Only the awesome thing that led them, delicate for all its bulk, through the tall, silent trees for a measureless time until they came to a clearing and into it, one by one, and without a word spoken or a sound Crispin knew that this was the place of sacrifice. Archilochus of Arethae, he thought, had not been born when men and women were dying for Ludan in this grove.
The bison turned.
They stood facing him in a row, Kasia between the two men. Crispin drew a breath. He looked across the girl at Vargos. Their eyes met. The mist had lifted. It was grey and cold, but one could see clearly here. He saw the fear in the other man’s eyes and also saw that Vargos was fighting it. He admired him then, very much.
‘I am sorry,’ he said, words in the wood. It seemed important to say this. Something-an acknowledgement-from the world beyond this glade, these encircling trees where the wet leaves fell silently on the wet cold grass. Vargos nodded.
The girl sank to her knees. She seemed very small, a child almost, lost inside his second cloak. Pity twisted in Crispin. He looked at the creature before them, into the dark, huge, ancient eyes, and he said, quietly, ‘You have claimed blood and a life already on the road. Need you take hers as well? Ours?’
He had not known he was going to say that. He heard Vargos suck in his breath. Crispin prepared himself for death. The earth rumbling as before. The ripping of those horns through his flesh.

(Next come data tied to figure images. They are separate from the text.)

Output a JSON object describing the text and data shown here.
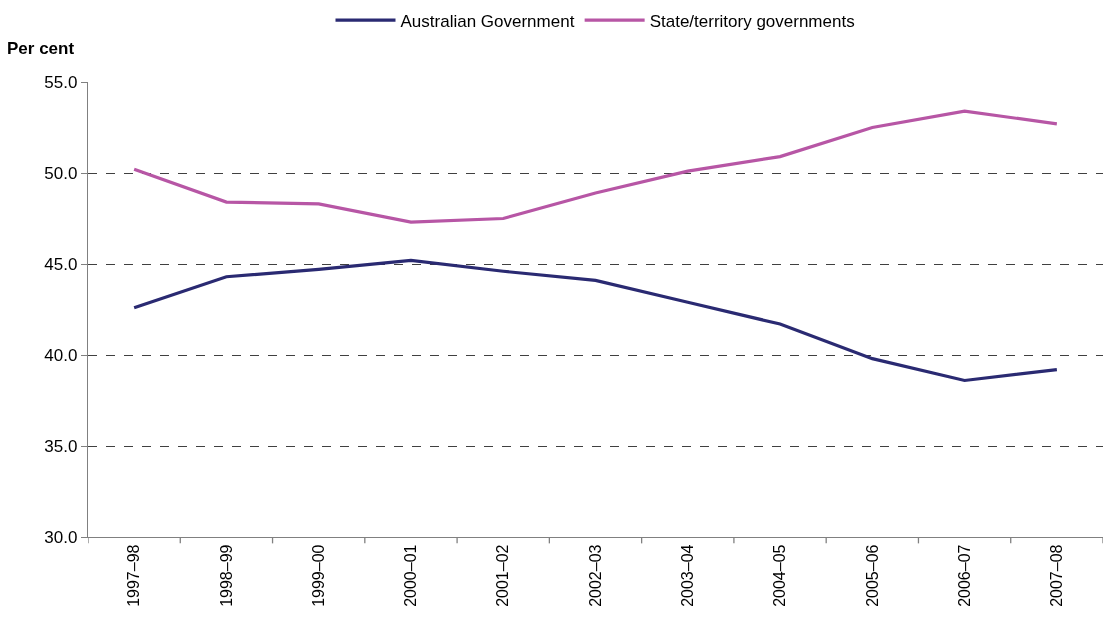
{
  "chart_data": {
    "type": "line",
    "ylabel": "Per cent",
    "categories": [
      "1997–98",
      "1998–99",
      "1999–00",
      "2000–01",
      "2001–02",
      "2002–03",
      "2003–04",
      "2004–05",
      "2005–06",
      "2006–07",
      "2007–08"
    ],
    "series": [
      {
        "name": "Australian Government",
        "color": "#2a2a72",
        "values": [
          42.6,
          44.3,
          44.7,
          45.2,
          44.6,
          44.1,
          42.9,
          41.7,
          39.8,
          38.6,
          39.2
        ]
      },
      {
        "name": "State/territory governments",
        "color": "#b756a5",
        "values": [
          50.2,
          48.4,
          48.3,
          47.3,
          47.5,
          48.9,
          50.1,
          50.9,
          52.5,
          53.4,
          52.7
        ]
      }
    ],
    "ylim": [
      30,
      55
    ],
    "yticks": [
      {
        "value": 30,
        "label": "30.0"
      },
      {
        "value": 35,
        "label": "35.0"
      },
      {
        "value": 40,
        "label": "40.0"
      },
      {
        "value": 45,
        "label": "45.0"
      },
      {
        "value": 50,
        "label": "50.0"
      },
      {
        "value": 55,
        "label": "55.0"
      }
    ],
    "grid": "y",
    "legend": "top",
    "line_style": "solid"
  }
}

He continued to look into the bison’s eyes, an act as courageous as anything he’d ever done in his life. And what he saw there, unmistakably, was not anger or menace but loss. And it was in that moment that Linon finally spoke. ‘He doesn’t want the girl,’ the bird said very gently, almost tenderly, in his mind. ‘He came for me. Lay me on the ground, Crispin.’ ‘What?’ He said it aloud, in bewildered astonishment. The bison remained motionless, gazing at him. Or not, in fact, at him. At the small bird about his throat on the worn leather thong.
‘Do it, my dear. This was written long ago, it seems. You are not the first man from the west to try to take a sacrifice from Ludan.’ ‘What? Zoticus? What did-‘
His mind spinning, Crispin remembered something and clutched it like a spar. That long conversation in the alchemist’s home, holding a cup of herbal tea, hearing the old man’s voice: ‘I have the only access to certain kinds of power. Found in my travels, in a guarded place . . . and at some risk.’
Something began-only just began-to come clear for him. A different kind of mist beginning to rise. He felt the beating of his own heart, his life.
‘Of course, Zoticus, ‘Linon said, still gently. ‘Think, my dear. How else would I have known the rites? There is no time, Crispin. This is in doubt, still. He is waiting, but it is a place of blood. Take me from your neck. Lay me down. Go. Take the others. You have brought me back. 1 believe you will be permitted to leave.’
Crispin’s mouth was dry again. A taste like ashes. No one had moved since the girl sank to her knees. There was no wind in the clearing, he realized. Mist hung suspended about the branches of the trees. When the leaves fell, it was as if they descended from clouds. He saw puffs of white where the bison breathed in the cold.
‘And you?’ he asked silently. ‘Do I save her and leave you behind?’ He heard, within, a ripple of laughter. Amazingly. ‘Oh, my dear, thank you for that. Crispin, my body ended here when you were still a child in the world. He thought the released soul might be freely taken when the sacrifice was made. In the moment of that power. He was right and wrong, it seems. Do not pity me. But tell Zoticus. And tell him, also, for me . . .’
An inward silence, to match the one in the grey, still glade. And then: ‘There is no need. He will know what I would have said. Tell him goodbye. Put me down now, dear. You must leave, or never leave.’